Regular email - Each of the paths is encrypted but then the email on the servers could be in plain text.

E2EE keeps the email encrypted at all points.

Does that sound right?

I think close, but: server<->server may not be encrypted either, and using encryption (like PGP) encrypts the contents of email end-to-end, but does not hide the fact that email was sent (so whether you want to characterize that as E2E depends on your definition of that term, or whether or not you work in marketing :slight_smile: )

Good point. So how would somebody determine which paths are encrypted?

For example, on my iPhone I see that “Use SSL” is turned on for “incoming settings” on an exchange and gmail account. I don’t see anything available for the iCloud account.

Theoretically I can only control my path to the server unless I do E2EE

I’m pretty sure that iCloud connections are encrypted by default, with no option to turn it off.

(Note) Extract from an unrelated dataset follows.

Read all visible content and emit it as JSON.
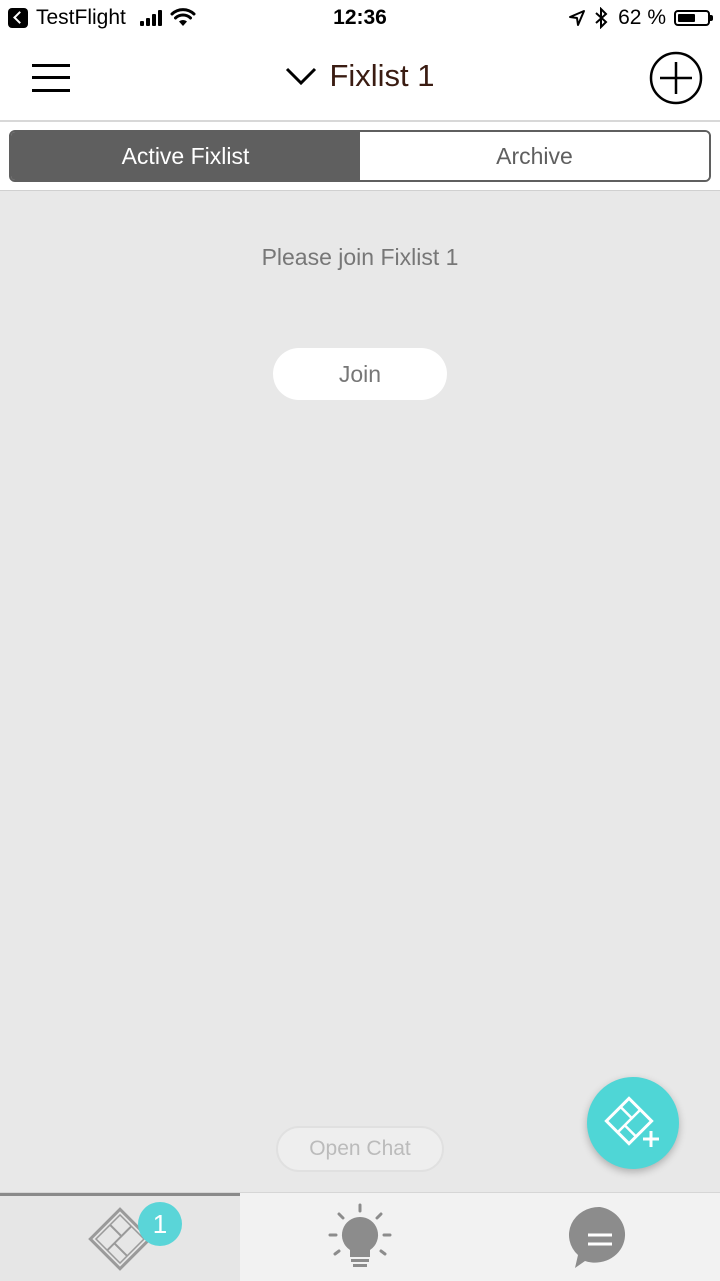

As far as determining which paths beyond between your endpoint and the server to which it’s connecting are encrypted? For email you really can’t. If you’re looking for confidentiality for your email then further encrypting it with something like PGP is necessary.

The one (kind of) exception to that is if it’s all being handled by a single email system (like your work Exchange), you can be fairly sure that email exchanged between two users of that system will be encrypted when in transit, though it will still likely be in plaintext on the server and potentially visible to anyone who has access (legally or otherwise) to that server.